Recently I read an article in an Italian newspaper that compared the Italian breakfast with those of the United States and Great Britain. Most of the information and opinions were explained by professor Giorgio Calabrese, a teacher of food science at the Catholic University of Piacenza and commissioner of the European food safety authority. He begins by saying, “First of all we need to remember two aspects usually not known to many people: with breakfast you have to introduce liquid and solid foods into your digestive system. The first puts the gastric activity into operation; the latter has the task of emptying bile from the gall bladder. The latter function has two purposes: to allow better digestion during the day and to make sure that too much bile does not accumulate, a situation that could lead to the formation of calculi in the future.”
Now let’s look at typical breakfast, first from Italy, which is made with milk, coffee, biscuits, jam, yogurt, and orange juice. Acceptable substitutions include tea instead of coffee, toasted bread in place of slices, honey instead of jam, and fresh fruit for yogurt.
The American breakfast is different. For liquids, one drinks coffee (tall, for sure), or tea. At times, milk is consumed with cereal. In place of Mediterranean orange juice prepared with freshly squeezed citrus, there is an orange juice often with dehydrated substances added. The solid part consists of bread and butter, sometimes accompanied by sweet forms of coffee cake, or other types of cakes and pies. Some Americans prefer savory tastes: cooked ham, bacon or sausage, cheese and egg accompanied by bread.
What do the English and Germans eat? The essence of breakfast in Great Britain and Germany is “egg and bacon”, substances rich in protein and fat. Moreover, the English and Germans prefer fried eggs in a pan with savory brioche, cooked with frankfurters.
So, which breakfast is better for the human body? According to Calabrese, the English and German breakfast is “a caloric shock, a terrible bomb of saturated fats, taken in the morning, at a very delicate moment of the day after the digestive system worked all night to dispose of the ‘slag’ of an abundant dinner.” With the typical Anglo-Saxon breakfast, the gall bladder recharges with bile within an hour, which causes high levels of cholesterol and triglycerides in the blood leading to greater chances of stroke, arteriosclerosis, and myocardial infarction. The American breakfast is better unless the savory breakfast rich in fat is consumed frequently, which triggers the production of insulin.

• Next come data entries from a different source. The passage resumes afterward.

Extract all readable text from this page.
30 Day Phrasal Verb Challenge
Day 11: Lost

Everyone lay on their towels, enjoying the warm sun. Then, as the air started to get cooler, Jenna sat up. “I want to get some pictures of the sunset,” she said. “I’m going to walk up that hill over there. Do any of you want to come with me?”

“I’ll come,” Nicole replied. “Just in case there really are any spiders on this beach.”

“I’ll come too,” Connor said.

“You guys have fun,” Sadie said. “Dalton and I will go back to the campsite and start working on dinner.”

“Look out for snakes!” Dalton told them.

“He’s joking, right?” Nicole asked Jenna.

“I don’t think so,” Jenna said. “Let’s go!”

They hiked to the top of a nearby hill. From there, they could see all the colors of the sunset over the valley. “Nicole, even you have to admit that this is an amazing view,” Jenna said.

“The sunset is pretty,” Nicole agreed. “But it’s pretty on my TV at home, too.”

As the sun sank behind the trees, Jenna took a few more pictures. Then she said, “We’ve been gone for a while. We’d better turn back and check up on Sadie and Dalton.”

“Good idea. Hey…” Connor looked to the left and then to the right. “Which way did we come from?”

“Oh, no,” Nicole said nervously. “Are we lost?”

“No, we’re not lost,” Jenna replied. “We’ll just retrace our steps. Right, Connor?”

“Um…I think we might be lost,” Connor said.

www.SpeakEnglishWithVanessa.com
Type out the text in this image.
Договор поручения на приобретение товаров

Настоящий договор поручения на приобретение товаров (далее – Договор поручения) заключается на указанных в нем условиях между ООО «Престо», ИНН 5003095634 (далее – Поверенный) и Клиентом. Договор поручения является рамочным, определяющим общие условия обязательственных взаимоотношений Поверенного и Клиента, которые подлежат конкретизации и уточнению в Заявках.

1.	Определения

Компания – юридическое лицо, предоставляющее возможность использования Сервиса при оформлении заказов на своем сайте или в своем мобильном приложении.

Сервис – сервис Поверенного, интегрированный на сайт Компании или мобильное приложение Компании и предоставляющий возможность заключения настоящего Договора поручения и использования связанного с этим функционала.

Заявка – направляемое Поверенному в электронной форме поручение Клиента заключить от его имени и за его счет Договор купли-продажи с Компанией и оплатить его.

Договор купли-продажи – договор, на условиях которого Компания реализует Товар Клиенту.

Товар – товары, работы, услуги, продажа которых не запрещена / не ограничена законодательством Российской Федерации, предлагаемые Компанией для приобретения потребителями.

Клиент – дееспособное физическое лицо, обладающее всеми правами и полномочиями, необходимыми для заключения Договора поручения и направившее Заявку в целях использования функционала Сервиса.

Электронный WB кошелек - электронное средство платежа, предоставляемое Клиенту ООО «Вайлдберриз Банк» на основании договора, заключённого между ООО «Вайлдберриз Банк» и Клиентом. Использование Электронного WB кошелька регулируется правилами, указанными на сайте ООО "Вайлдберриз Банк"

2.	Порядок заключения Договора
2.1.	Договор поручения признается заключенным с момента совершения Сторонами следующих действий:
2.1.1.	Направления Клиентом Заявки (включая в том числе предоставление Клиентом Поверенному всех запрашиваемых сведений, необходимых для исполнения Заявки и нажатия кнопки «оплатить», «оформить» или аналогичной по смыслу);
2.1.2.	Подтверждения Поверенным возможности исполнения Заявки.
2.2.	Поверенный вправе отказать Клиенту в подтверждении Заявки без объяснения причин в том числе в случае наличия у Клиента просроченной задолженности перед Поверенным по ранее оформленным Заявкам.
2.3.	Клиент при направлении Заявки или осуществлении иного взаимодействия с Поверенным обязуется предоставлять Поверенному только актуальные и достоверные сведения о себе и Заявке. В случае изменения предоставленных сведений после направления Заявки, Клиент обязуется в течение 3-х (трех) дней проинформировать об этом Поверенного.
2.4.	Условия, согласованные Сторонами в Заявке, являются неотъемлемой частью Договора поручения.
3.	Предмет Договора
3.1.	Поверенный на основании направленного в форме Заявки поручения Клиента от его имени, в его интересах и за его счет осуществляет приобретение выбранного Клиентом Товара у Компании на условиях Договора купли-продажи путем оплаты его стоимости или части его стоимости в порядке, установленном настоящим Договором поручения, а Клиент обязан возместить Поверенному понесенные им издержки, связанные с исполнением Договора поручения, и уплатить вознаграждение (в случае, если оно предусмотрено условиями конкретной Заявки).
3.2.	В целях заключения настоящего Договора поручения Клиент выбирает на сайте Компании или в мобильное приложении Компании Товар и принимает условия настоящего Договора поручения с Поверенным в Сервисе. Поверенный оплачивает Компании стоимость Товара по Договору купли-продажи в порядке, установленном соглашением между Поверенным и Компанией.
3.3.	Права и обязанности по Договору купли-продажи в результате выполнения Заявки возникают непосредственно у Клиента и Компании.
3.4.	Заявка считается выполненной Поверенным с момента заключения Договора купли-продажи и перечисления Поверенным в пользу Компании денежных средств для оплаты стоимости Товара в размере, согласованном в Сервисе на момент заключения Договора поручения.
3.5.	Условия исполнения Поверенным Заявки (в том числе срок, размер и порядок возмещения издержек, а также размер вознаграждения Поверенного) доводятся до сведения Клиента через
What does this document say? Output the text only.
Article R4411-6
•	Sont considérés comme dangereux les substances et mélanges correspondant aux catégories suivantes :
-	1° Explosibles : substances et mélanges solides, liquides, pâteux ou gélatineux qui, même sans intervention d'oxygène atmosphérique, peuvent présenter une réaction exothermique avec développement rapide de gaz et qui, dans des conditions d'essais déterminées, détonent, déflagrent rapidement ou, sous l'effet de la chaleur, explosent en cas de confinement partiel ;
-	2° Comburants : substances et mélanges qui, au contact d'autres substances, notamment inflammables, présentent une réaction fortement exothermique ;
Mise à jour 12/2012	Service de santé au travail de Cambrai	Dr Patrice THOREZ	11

The winner is the Italian breakfast, which focuses on easily digestible foods—as almost a physiological wait for the mid-day meal. The Italian breakfast has fewer calories, on average between 300 and 400 (instead of between 700 and 1000) with the energy derived from simple and complex carbohydrates, which do not exacerbate the production of insulin, which is produced in peaks giving rise to other fats.
I have a few comments on the professor’s conclusion. First, the Italian breakfast is probably better for people who have a large mid-day meal. But for Americans who perhaps have only a sandwich or salad, the Italian breakfast is probably not sufficient for a 4-hour span. And, for those who have a tendency toward hypoglycemia, protein in the morning is critical. Calabrese says that if one prefers a savory taste in the morning, it’s a good idea to opt for toasted bread with raw prosciutto or bresaola or lean cheese. He also warns of a phenomenon that is taking hold in Italy: the pairing of cappuccino and brioche. Croissants consist of saturated fatty acids, and coconut or palm oil, or lard. One in the morning is enough.
Calabrese distinguishes among the breakfast needs of different groups. For students, he suggests the Italian breakfast of biscuits, honey, jam, fruit or yogurt, juice, cereal in the form of corn flakes, and coffee. Smoothies are rich in fiber and have substances capable of aiding in the removal of “slag” from the preceding dinner. For older folks, he recommends a similar breakfast with the addition of bread and fresh, lean cheese or a slice of ham, again lean. For the worker who has a higher energy requirement, he suggests starting the day with cappuccino, a croissant and 500 grams of fruit, adding a sandwich filled with honey or jam.
While it is important to understand what to eat, according to Dr. Oz, a famous American television doctor, WHEN to eat is equally important. He maintains that our intestines are not designed to work all of the time. It’s important not to graze and to fast for at least 12 hours during the night between dinner and breakfast the following morning.